Dean Reynolds is standing trial accused of the culpable homicide of 17-year-old Michael McLean, who died on August 14 2015 at Denholm MacNamee’s premises in Inverurie, Aberdeenshire.
The trial earlier heard how Michael was found unconscious and bleeding from the ears on the floor of a paint shed in which sat an industrial spooling machine used to raise and lower subsea cables from oil platforms and boats.
His father – who also worked at the firm – frantically tried to give him CPR before he was rushed to Aberdeen Royal Infirmary where he died six days later.
Today Reynolds’ trial was told that a post-mortem examination found that Michael had suffered a broken vertebrae in his neck, which caused a tear in his spinal cord.
That led him to go into cardiac arrest, starving his brain of oxygen and subsequently killing him after a period in intensive care.
Forensic pathologist Dr Matthew Lyall told the sixth day of the trial at the High Court in Aberdeen that a single blow to the head caused during a tumble in the machine could have caused the broken neck – as well as the other injuries found on him, including a broken jaw.

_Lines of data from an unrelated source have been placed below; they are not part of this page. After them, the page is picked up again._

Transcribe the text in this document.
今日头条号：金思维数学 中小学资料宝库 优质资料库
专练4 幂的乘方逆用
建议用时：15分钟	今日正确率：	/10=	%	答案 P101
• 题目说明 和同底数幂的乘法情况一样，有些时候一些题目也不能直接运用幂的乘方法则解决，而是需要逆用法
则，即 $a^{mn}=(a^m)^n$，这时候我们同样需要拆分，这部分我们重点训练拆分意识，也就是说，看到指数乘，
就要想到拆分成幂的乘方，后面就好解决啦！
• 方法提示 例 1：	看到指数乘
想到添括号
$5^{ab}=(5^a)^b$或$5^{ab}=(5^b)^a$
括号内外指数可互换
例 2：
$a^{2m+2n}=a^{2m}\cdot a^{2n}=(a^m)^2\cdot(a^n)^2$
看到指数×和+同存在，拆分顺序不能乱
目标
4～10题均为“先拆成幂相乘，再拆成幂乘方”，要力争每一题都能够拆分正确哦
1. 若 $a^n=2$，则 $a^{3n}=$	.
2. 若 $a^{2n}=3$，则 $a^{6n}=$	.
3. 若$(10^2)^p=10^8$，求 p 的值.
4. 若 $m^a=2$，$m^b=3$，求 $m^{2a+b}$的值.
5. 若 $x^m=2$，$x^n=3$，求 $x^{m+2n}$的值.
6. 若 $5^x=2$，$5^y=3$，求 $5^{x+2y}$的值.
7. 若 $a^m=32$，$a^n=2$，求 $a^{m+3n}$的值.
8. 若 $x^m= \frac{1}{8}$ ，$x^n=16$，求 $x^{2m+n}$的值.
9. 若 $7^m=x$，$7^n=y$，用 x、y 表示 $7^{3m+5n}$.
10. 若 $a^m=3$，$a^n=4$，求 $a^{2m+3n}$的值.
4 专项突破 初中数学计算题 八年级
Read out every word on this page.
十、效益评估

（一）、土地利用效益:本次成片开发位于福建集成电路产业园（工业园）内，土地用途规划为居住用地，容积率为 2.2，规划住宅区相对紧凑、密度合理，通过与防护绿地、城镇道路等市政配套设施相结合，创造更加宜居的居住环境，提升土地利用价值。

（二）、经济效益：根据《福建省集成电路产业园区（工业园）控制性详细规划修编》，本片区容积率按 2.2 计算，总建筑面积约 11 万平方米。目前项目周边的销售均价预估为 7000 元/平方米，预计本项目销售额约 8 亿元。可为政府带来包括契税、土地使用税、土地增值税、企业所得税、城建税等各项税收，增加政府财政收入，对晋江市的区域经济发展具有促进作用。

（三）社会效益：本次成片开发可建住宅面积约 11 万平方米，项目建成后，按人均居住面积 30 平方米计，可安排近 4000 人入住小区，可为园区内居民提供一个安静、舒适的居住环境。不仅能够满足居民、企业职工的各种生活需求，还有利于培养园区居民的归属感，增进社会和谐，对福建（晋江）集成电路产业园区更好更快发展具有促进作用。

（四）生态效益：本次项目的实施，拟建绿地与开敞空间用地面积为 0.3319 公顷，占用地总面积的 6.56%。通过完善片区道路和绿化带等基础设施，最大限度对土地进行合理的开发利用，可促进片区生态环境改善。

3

He said: “He had a severe injury that could have produced immediate cardiac arrest, and even if it didn’t I would expect it to produce immediate paralysis of all four limbs.
“Even if you were on level ground I would expect someone sustaining that sort of injury to collapse.
“If you combine that with a moving spool you would find it extremely difficult to maintain balance.”
Advocate depute Richard Goddard asked Dr Lyall: “I put this scenario to you – thiis machine was being operated by another person while Michael McLean was inside it, causing the drum to revolve, perhaps only for a few seconds and then being switched off because he is not fit to do it by then.
“That’s because he had either become entrapped or had tumbled in that drum, could that account for his broken neck in conjunction with the injury to both sides of his body, his broken jaw and the injuries to his chest?”
Dr Lyall replied: “I think that sequence of events sounds plausible.”
Mr Goddard: “Does the scenario I’ve put to you in combination account for the findings in this young man’s case?”
Dr Lyall: “I think it does, yes.”
Defence QC Iain Duguid asked: “Are you not amazed that if he has been tumbling in a drum that he doesn’t have more traumatic head injuries?”
Dr Lyall said: “It just depends how he may have fallen. I probably would most of the time expect to have more impacts to the head.
“He doesn’t have a traumatic head injury.”
Reynolds, 23, of Regent Street, Keith, Aberdeenshire, denies a charge of culpable homicide and an alternative charge under the Health and Safety at Work Act 1974.
He further denies a charge of attempting to pervert the course of justice by discarding two pairs of work boots belonging to him to avoid examination and analysis of them.
The trial, before judge Lord Beckett and a jury of six men and nine women, continues.